The third and final speaker for the evening was Manny Cohen, Managing Director of RM Group.

I must confess I was half expecting a product push, but after a brief mention of aRMadillo, and RM Group’s impressive databases of company, trade mark and domain name registration information, Manny launched off into quite a refreshing presentation.

The angle of Manny’s entertaining talk was to look at various filed company information from the viewpoint of the company owners. With the aid of a bumper pack of company documents we walked through the birth of a company, starting with the memoranda and articles, which only ever get reviewed “when things go wrong”. We were also shown the registration pack issued by Companies House, complete with rubber stamp and the frame in which a company director could proudly exhibit his or her certificate of incorporation. A battered old company register was waved in the air: a record of various company happenings, from minutes of meetings to records of share transfers, this had such a familiar worn look to it that it immediately instilled the sense of being part of someone’s life, instead of merely a source of information.

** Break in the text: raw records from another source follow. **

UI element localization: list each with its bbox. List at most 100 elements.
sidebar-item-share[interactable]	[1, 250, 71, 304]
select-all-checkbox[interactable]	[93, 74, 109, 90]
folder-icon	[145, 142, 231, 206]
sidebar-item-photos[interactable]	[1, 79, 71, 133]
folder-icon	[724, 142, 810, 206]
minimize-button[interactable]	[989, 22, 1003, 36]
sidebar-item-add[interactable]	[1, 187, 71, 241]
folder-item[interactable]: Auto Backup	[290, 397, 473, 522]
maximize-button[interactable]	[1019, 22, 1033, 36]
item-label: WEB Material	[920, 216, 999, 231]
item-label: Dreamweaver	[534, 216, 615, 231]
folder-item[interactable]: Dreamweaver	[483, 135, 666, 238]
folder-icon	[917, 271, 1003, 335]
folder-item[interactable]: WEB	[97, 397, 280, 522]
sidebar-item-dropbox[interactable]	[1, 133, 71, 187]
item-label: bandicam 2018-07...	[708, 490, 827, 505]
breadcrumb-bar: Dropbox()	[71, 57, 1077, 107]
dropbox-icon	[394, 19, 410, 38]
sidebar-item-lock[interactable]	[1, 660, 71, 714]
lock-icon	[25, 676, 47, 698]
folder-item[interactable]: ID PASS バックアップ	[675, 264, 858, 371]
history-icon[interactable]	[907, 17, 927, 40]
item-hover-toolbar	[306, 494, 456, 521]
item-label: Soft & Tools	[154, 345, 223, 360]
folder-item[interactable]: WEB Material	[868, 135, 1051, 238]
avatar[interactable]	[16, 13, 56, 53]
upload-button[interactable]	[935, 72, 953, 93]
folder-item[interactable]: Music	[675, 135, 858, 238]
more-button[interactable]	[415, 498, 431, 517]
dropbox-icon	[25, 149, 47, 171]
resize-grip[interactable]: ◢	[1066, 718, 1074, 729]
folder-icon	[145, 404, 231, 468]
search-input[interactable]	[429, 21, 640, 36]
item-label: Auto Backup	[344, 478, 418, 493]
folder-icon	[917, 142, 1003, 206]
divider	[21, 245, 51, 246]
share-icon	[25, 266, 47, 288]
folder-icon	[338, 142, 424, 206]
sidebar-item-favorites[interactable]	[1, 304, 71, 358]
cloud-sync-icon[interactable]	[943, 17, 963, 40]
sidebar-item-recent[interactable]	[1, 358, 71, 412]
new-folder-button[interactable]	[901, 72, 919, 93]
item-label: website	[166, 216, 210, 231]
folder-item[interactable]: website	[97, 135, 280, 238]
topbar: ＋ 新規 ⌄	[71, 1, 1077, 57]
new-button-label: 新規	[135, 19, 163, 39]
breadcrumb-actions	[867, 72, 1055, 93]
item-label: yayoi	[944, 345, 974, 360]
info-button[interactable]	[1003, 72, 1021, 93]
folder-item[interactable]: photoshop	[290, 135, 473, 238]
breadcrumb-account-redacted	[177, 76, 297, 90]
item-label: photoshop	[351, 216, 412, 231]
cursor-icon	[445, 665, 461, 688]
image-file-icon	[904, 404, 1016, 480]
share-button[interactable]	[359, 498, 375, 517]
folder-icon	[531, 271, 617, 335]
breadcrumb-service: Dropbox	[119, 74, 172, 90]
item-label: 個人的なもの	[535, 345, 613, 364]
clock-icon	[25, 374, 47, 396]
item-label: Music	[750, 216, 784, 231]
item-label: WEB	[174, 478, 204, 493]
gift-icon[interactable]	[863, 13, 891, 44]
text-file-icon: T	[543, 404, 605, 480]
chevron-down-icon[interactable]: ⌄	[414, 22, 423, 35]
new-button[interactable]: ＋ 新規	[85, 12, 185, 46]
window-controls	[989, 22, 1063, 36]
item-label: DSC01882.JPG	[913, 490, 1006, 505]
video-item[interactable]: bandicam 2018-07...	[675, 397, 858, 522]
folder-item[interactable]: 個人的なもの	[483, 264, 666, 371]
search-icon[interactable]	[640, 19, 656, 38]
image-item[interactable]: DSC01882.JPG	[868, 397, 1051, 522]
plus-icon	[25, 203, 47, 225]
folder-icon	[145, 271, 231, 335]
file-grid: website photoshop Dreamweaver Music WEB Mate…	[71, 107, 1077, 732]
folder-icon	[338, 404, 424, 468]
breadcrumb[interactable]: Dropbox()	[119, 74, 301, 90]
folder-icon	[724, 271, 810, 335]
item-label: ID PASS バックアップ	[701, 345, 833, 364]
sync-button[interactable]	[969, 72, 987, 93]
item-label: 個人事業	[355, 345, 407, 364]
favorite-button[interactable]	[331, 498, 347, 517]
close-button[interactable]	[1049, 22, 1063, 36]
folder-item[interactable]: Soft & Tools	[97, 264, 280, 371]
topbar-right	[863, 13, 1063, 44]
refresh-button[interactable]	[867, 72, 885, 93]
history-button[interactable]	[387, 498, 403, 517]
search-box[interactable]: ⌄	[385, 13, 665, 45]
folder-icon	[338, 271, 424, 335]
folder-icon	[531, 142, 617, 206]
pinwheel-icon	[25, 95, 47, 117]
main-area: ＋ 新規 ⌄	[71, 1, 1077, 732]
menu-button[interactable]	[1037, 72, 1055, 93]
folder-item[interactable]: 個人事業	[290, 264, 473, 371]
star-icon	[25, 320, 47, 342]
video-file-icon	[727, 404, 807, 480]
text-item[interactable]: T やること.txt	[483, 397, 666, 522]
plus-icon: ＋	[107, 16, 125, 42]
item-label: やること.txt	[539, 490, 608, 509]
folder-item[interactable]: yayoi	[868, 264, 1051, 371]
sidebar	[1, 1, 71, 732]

We were given an appreciation of the wealth of company information openly available to us in the UK when Manny finished by looking at the difficulty of obtaining information from offshore and certain foreign countries, where even verifying the existence of a company could be difficult without that company director’s permission. His point ultimately being that little information comes for free, and that trustworthy information can be expected to be downright expensive.

Overall, I had mixed feelings about the event. I’m not sure what I expected, perhaps going along with some unfair expectation that the session would give me an insight that would transform me into a company information super-searcher. I think on the evening I was more entertained than informed. At library school I missed the trip to Companies House, so Arthur’s talk was new to me, giving an idea of what happens behind the scenes of a familiar establishment. I already use Perfect Information, so there was little new for me in David’s talk, but if I didn’t I think it would have grasped my attention much more firmly. Manny’s presentation was upbeat and entertaining, and offered a slant on company information that I had never really stopped to think about before. If the event didn’t teach me a great deal, however, it was very useful in helping me crystallise what I already knew about company information, and more importantly what I didn’t know, and the speakers were available to grill during the post-talk refreshments. From this point of view, I was quite happy to blow the mothballs from my wallet, and I will look forward to the more in-depth follow up session coming from CLIG next year.